Мудрость сердца (сборник) - страница 30



Кто же были его предшественники? От кого снова и снова, прежде чем высмеять и разоблачить их, он признавал свою зависимость? Несомненно, это были и Христос, и Ницше, и Уитмен, и Достоевский. Все они были поэты жизни, мистики, те, кто, отвергая цивилизацию, весьма способствовал ее лжи.

Лоуренс чрезвычайно зависел от Достоевского. Из всех своих предшественников, включая Иисуса Христа, именно влияние Достоевского ему было труднее всего стряхнуть с себя, превзойти и «преодолеть». Лоуренс всегда рассматривал солнце как источник жизни, а луну как символ небытия. Они были ориентирами Жизни и Смерти; подобно моряку в океане, Лоуренс определял свое местонахождение по этим двум полюсам. «Тот, кто приблизится к солнцу, – говорил он, – это вождь, аристократ из аристократов. А тот, кто ближе к Достоевскому, тяготеет к луне нашего небытия»[22]. Промежуточные фигуры между ними его не интересовали. «Но самое могущественное существо, – заключает он, – это то, что продвигается к еще неведомому расцвету!» Лоуренс видел в человеке явление сугубо сезонное, луну, что прибывает и убывает, семя, которое прорастает из первородной тьмы, чтобы потом снова в нее вернуться. Жизнь есть явление короткое, переходное, вечно находящееся между двумя полюсами бытия и небытия. Без ключа, без откровения жизни нет, а есть только жертва существованию. Бессмертие Лоуренс интерпретировал как тщетное желание бесконечного существования. Подобная смерть при жизни представлялась ему чистилищем, в котором неустанно борется человек.

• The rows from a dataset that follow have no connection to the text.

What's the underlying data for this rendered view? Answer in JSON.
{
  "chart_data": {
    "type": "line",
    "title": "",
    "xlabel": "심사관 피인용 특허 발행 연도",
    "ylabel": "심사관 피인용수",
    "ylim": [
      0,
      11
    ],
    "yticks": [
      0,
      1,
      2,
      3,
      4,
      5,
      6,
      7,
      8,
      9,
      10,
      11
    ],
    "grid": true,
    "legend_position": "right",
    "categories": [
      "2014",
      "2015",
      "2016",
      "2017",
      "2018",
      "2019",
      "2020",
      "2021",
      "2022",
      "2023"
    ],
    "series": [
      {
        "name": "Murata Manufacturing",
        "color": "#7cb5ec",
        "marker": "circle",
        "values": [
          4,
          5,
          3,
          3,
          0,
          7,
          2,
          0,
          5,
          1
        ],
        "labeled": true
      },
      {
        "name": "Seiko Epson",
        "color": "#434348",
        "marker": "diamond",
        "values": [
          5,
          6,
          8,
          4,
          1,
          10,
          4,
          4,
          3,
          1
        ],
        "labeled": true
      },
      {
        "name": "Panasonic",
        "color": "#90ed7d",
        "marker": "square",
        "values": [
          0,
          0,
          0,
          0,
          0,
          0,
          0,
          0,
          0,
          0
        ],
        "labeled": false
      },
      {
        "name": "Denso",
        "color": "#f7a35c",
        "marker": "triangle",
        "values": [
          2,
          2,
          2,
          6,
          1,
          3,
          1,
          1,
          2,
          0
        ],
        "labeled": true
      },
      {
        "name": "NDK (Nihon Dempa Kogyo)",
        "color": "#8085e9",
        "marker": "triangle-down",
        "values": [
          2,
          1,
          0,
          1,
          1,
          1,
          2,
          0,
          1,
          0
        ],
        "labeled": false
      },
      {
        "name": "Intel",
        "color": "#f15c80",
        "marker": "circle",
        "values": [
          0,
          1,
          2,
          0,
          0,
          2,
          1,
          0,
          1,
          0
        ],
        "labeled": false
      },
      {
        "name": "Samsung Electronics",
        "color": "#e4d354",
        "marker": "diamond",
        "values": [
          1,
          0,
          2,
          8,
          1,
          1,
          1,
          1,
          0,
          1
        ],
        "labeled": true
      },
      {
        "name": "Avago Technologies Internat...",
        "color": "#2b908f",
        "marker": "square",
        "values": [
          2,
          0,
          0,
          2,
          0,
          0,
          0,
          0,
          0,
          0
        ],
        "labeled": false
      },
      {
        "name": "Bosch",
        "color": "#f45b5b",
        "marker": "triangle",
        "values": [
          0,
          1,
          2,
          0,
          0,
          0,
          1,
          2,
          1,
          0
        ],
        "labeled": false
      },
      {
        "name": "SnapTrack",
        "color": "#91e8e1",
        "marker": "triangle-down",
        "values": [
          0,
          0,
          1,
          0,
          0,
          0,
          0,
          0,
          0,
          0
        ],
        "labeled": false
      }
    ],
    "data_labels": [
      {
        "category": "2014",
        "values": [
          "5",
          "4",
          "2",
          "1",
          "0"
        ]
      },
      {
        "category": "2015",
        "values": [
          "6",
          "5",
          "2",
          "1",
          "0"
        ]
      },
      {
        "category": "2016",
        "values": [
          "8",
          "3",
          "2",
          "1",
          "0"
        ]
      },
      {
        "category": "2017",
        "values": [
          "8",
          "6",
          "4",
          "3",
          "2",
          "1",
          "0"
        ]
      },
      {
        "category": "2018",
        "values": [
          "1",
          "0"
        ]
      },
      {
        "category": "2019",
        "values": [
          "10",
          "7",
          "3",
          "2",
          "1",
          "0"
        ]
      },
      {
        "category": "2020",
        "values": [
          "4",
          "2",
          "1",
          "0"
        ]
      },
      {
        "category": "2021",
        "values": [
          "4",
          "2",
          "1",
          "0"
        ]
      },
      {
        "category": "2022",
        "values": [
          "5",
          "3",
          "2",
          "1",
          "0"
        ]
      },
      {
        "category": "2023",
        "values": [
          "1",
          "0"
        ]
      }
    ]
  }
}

Как бы странно это ни звучало сегодня, но цель жизни в том, чтобы жить, а жить – значит внимать, радостно, опьяненно, нежно и божественно. В состоянии божественной внимательности вы поете, и мир в вашем царстве становится не чем иным, как поэмой. В ней нет никаких «почему», нет направления, цели, стремления или развития. Подобно загадочному китайцу, вы поглощены вечно меняющимся зрелищем мимолетных явлений. Таково возвышенное, внеморальное состояние художника, живущего только одним провидческим моментом полной, дальнозоркой прозрачности. Столь ясная, ледяная здравость сходна с безумием. Силой и мощью художнического видения статичное и синтетическое целое, которое мы называем миром, уничтожается. Зато художник дарит нам витальную, поющую вселенную, живую во всех ее отдельных частях.

Некоторым образом художник всегда действует против движения судьбоносного времени. Он всегда внеисторичен. Он «принимает Время абсолютно», как говорит Уитмен[23], в том смысле, что, куда бы ни покатился он (закусив хвост ртом), там и есть его направление; и еще: что любой и каждый миг может быть всем временем сразу; для художника не существует ничего, кроме настоящего, вечного здесь и сейчас, расширяющегося бесконечного мига, который есть пламя и песня. И когда ему удается установить такую меру страстного опыта (вот что Лоуренс подразумевал под «повиновением Святому Духу»), тогда, и только тогда, он утверждает свою человечность. Только этим он реализует свой образ Человека, покорного любому позыву, – без различий в морали, этике, законе, обычае и прочем. Он открыт для любого влияния – все питает его. Все становится его легкой поживой, включая то, чего он не понимает, – и особенно то, чего он не понимает.

Такова конечная реальность, которую художник узнает в зрелости, она и есть тот символический рай утробы, тот «Китай», который психолог относит в область где-то между сознанием и подсознанием, та предрожденческая безопасность и бессмертие, то единство с природой, у которого он должен вырвать свободу. Каждый раз при очередном духовном рождении он мечтает о невозможном и чудесном, о том, чтобы, поломав колесо жизни и смерти, избежать борьбы и драмы, боли и страдания жизни. Его поэма – это легенда, в которой он хоронит себя и рассказывает о тайнах рождения и смерти, это его реальность и его опыт. Он хоронит себя в усыпальнице поэмы, дабы обрести то бессмертие, в котором ему отказано как физическому существу.